Ran could barely think and did not know for how long they remained there, but the next moment—just as it had crept up on them, the void peeled back.
They had tumbled out of the void, feeling weightless, more than one of them screamed when they saw where they were.
Their screams echoed off the darkness. They were falling, falling, falling into their doom, a swirling vortex of crimson and black before them, and they were plummeting towards it.
The air grew thick with an otherworldly heat, and the stench of brimstone and decay filled their nostrils.
The group, Ran, Kigana, Haru, and Erisa, clung to each other in desperation as they fell, their fingers intertwined like lifelines.
But it was no use; at that moment they couldn't help feeling helpless against the void's merciless pull.
The abyss yawned open beneath them, a chasm of screaming souls and jagged rock. Flames licked the walls, casting flickering shadows that seemed to writhe like living things. The air was heavy with the stench of suffering, and the friends' hearts pounded in terror.

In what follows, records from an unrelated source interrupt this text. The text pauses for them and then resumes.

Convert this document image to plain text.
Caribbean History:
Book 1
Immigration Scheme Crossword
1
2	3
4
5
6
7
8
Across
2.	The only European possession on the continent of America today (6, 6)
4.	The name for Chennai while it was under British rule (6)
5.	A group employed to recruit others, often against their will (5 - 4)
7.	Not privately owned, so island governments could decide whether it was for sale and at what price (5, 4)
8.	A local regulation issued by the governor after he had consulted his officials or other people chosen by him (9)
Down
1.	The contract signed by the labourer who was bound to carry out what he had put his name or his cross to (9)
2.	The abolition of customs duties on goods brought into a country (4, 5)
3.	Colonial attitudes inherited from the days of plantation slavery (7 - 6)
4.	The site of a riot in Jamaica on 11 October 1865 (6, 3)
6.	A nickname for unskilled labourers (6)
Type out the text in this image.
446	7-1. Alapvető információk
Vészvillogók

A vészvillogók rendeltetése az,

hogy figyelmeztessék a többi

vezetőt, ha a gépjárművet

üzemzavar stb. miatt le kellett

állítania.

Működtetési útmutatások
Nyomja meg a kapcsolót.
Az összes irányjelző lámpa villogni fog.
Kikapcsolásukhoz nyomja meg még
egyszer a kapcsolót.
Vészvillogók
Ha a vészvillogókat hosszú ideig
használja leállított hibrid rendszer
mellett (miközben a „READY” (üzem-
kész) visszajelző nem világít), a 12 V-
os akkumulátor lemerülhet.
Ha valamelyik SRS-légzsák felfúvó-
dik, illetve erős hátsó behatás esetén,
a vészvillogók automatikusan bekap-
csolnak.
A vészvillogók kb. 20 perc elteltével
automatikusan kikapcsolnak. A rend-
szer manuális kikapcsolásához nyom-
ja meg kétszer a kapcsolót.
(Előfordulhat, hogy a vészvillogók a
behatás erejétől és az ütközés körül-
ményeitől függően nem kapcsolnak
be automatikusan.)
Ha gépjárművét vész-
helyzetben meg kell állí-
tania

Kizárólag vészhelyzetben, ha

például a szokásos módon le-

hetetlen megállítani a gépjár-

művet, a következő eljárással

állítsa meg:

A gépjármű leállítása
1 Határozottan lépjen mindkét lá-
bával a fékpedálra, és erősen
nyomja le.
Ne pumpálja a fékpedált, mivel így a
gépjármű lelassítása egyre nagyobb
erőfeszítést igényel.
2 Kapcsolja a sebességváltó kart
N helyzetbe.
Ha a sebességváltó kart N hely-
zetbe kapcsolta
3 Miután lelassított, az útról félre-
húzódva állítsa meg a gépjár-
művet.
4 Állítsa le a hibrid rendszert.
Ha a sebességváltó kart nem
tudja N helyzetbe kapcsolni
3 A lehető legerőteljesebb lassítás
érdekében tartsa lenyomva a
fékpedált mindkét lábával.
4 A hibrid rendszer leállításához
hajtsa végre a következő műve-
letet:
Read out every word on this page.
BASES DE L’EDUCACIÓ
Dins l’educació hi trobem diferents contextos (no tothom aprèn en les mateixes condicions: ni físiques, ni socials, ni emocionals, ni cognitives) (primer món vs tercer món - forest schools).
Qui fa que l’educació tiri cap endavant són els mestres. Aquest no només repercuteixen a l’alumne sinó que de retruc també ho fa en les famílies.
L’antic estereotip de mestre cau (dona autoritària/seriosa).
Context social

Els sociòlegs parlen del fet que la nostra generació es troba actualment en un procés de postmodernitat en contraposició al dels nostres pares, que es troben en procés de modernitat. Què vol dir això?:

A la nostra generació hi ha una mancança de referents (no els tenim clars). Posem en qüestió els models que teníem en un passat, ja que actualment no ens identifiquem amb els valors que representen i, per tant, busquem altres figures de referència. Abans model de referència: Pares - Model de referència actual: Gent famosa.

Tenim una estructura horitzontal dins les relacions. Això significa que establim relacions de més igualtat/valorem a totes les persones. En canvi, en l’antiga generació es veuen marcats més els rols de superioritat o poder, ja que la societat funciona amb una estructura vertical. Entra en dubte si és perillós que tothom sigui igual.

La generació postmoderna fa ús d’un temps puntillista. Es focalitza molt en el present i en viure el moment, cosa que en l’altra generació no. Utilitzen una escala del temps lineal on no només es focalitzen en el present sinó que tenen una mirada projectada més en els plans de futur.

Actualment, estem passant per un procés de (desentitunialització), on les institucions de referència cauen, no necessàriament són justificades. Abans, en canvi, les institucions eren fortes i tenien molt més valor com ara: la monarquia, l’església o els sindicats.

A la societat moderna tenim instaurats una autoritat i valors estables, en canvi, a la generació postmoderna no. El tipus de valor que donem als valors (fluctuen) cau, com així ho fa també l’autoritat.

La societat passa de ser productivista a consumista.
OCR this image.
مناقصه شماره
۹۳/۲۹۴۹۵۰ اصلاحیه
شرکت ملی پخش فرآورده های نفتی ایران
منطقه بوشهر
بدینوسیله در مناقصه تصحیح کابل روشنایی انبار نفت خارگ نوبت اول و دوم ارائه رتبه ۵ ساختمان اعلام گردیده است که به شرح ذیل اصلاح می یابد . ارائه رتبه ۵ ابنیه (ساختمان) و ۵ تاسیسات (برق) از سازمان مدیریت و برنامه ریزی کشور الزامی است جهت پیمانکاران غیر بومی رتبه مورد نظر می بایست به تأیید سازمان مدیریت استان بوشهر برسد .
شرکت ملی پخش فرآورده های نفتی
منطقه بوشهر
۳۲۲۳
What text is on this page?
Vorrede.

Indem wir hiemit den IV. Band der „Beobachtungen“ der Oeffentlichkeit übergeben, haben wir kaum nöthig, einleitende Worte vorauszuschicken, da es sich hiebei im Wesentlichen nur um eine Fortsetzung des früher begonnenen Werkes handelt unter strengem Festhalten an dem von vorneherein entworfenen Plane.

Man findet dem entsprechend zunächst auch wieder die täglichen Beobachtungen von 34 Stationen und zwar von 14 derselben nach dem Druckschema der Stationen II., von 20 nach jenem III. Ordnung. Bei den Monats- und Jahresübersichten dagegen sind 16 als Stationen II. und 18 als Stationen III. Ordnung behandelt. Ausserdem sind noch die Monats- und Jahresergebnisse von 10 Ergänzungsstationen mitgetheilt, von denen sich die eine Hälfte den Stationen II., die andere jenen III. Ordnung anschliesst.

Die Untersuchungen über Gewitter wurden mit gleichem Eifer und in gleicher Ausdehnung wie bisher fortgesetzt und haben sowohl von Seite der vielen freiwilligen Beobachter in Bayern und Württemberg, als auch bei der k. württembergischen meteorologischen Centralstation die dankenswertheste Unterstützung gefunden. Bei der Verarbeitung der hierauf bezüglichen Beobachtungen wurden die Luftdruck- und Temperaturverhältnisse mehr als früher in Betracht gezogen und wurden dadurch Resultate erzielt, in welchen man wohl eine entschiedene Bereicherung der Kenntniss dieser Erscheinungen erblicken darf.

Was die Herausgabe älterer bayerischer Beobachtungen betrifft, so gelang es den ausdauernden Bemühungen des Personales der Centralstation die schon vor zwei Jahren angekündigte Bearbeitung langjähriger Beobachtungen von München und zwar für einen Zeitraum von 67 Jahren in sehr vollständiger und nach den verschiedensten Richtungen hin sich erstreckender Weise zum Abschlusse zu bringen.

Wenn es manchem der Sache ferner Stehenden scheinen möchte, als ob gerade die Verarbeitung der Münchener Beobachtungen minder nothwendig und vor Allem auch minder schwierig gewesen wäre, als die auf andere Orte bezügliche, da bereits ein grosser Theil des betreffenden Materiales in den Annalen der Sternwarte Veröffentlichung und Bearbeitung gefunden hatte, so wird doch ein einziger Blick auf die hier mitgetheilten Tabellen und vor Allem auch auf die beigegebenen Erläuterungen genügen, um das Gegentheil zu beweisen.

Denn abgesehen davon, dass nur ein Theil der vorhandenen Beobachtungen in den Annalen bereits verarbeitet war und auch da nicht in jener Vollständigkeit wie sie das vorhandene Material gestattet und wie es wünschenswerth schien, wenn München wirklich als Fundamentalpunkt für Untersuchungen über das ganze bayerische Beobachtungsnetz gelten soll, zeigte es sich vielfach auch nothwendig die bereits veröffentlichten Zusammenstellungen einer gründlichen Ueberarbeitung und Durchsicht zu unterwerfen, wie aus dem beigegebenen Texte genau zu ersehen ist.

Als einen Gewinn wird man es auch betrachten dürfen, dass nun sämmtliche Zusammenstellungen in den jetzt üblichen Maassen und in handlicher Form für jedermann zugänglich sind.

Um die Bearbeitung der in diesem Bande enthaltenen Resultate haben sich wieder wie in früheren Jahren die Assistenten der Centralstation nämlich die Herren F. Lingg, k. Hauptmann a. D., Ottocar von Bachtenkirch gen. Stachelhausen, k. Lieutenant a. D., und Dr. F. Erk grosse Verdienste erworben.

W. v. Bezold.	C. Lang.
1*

It was huge, that was all Ran could think of. Big enough to make him feel like he was falling into space. It made the Atlantic Ocean look like a pond, it was a cosmic ocean of infernal heat and kin fire.
Kigana's eyes were wide with fear as she clutched his hand. "We're going to die!" she screamed, her voice barely audible over the cacophony of wails and screams.
Haru's face was pale, his eyes fixed on the abyss below. "We can't stop!" He cried, voice trembling. "We're going to fall forever!"
Ran's grip on Kigana's hand tightened. "We'll hit the ground soon," he shouted, but his voice was laced with doubt.
As they plummeted deeper, the heat grew more intense, and the friends felt their skin burning. Ran's eyes met Erisa's, and he saw his own epiphany reflected back. They were not entirely powerless to change their fate.
The abyss seemed to stretch on forever, a seemingly endless expanse of suffering and despair. Their screams merged with the wails of the damned, their voices lost in the void.
In the face of such terror, they could only cling to each other, their fingers intertwined in a desperate bid for comfort. As the ground rushed up to meet them, they closed their eyes, bracing for the impact that would shatter their bodies and souls.
Their descent was a blur of heat, pain, and fear, their minds consumed by the certainty of their own mortality.
In the darkness, they waited for the inevitable, their hearts heavy with the knowledge that they were about to face an eternity of torment.